L'incostituzionalità preventiva
La strada minata delle leggi elettorali e la politica che rinuncia a decidere
Quando nel chiacchiericcio politico giornalistico rispunta la sagoma dell’avvocato Felice Carlo Besostri, in passato protagonista dei ricorsi che portarono all’abrogazione parziale del Porcellum e dell’Italicum, si capisce che il clima sulla legge elettorale si sta scaldando e il gioco comincia a farsi duro. Sporco no, è sempre tutto in punta di penna e carte da bollo. Ma duro. E con la tendenza, sempre più marcata, a forzare i dati di fatto e le procedure. E’ il lavoro dei costituzionalisti, e va da sé che qualsiasi legge, soprattutto quelle delicate che regolano il voto, debbano avere tutti crismi. Ma nell’ultimo periodo, da dopo il Porcellum diciamo, il tema del vaglio di costituzionalità si è trasformato in una sorta di arma o minaccia preventiva.

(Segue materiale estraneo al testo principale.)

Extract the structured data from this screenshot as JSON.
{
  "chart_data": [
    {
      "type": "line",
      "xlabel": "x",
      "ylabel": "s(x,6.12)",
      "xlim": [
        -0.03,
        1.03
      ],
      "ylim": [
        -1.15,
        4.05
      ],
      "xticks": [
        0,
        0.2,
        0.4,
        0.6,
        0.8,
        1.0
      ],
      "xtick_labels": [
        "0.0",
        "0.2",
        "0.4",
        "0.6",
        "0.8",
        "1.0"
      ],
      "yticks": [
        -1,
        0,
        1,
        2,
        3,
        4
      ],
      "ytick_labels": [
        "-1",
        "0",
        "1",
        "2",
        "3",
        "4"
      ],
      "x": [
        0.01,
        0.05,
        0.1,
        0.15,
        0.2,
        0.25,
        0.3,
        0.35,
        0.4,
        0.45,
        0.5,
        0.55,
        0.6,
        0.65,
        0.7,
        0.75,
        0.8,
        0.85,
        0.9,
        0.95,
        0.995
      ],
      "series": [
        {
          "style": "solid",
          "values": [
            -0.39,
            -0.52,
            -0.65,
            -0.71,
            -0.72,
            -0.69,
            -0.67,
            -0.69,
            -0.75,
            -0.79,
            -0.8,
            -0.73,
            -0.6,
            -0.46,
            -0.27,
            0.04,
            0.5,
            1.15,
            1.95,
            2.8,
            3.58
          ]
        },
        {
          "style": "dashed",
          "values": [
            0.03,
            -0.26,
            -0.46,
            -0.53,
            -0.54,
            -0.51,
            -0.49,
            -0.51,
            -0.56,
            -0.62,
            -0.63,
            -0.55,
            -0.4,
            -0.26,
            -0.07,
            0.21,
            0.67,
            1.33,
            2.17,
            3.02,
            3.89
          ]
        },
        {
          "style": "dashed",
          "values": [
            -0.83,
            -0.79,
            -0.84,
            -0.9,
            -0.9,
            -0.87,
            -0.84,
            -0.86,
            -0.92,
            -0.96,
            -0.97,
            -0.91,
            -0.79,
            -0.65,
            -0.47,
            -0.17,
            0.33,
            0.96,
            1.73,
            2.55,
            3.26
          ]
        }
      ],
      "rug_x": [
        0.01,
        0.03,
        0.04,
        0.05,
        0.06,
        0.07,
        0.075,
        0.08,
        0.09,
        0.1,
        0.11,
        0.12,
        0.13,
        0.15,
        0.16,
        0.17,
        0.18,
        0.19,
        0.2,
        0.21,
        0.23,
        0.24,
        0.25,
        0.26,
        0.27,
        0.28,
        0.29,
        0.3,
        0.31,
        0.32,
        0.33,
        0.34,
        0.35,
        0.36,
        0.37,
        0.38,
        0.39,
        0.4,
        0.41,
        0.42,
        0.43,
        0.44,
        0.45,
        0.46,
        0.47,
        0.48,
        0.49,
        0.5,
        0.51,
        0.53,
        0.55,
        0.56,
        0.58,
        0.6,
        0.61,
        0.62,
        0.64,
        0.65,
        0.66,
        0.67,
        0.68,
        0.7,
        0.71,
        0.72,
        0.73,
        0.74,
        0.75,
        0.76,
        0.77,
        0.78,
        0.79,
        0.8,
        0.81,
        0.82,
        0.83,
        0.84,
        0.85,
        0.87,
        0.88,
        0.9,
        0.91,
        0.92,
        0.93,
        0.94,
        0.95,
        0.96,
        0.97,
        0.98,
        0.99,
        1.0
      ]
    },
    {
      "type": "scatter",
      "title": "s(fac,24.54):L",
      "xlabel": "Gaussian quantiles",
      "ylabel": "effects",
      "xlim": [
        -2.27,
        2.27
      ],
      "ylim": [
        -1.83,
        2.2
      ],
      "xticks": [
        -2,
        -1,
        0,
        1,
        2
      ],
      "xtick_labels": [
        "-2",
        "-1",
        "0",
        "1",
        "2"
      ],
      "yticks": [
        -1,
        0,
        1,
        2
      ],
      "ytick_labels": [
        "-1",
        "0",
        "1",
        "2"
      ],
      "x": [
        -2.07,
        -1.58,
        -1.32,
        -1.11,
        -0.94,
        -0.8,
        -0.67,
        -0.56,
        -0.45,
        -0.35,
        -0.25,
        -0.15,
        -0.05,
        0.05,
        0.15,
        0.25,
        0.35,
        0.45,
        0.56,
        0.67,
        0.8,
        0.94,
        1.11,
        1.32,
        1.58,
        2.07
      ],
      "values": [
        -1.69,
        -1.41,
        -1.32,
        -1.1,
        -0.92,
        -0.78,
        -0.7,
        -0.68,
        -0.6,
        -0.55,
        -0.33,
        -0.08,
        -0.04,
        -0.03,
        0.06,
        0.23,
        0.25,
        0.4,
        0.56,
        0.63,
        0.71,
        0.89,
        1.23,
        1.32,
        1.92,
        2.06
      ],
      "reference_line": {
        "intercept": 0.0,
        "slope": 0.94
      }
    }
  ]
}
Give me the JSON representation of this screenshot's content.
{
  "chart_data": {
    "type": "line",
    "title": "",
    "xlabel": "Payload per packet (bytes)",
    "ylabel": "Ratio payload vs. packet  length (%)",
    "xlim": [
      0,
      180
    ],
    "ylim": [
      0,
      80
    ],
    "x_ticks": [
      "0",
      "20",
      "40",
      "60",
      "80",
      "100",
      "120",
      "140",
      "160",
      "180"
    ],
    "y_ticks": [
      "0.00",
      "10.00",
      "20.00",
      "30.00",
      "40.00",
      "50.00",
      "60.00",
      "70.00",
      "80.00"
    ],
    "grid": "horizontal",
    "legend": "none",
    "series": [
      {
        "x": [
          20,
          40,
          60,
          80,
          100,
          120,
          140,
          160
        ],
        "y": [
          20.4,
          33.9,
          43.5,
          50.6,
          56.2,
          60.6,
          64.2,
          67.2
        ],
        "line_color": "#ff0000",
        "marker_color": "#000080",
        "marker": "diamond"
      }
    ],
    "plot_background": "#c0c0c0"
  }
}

Un partito o una maggioranza intavolano un percorso o una trattativa (cosa legittima) e anziché trovare condivisione di un percorso, o controparti, o persino legittimi avversari della propria proposta si trovano la strada minata da messaggi cifrati o espliciti che indicano la via del ricorso alla Corte Costituzionale, ancor prima che una legge esista, sia formulata, sia votata. Sta già avvenendo anche per il cosiddetto rosatellum bis. E la strada è spesso minata di cavilli contraddittori. Come sull’ipotesi delle liste bloccate, avversate da alcuni, immemori del fatto che le prevedesse la legge Mattarella. O la questione del voto unico – per il candidato uninominale e il partito – ipotizzato dal rosatellum-bis. E tutto un sottogenere di (possibili) trappole di incostituzionalità a seconda che si prevedano liste collegate o non le si prevedano. Il retropensiero è che basterà affidarsi alla Corte che, in un modo o nell’altro, boccerà la legge sgradita. I costituzionalisti devono fare il loro lavoro. Ma sarebbe il caso che, prima, la politica facesse con serietà il suo.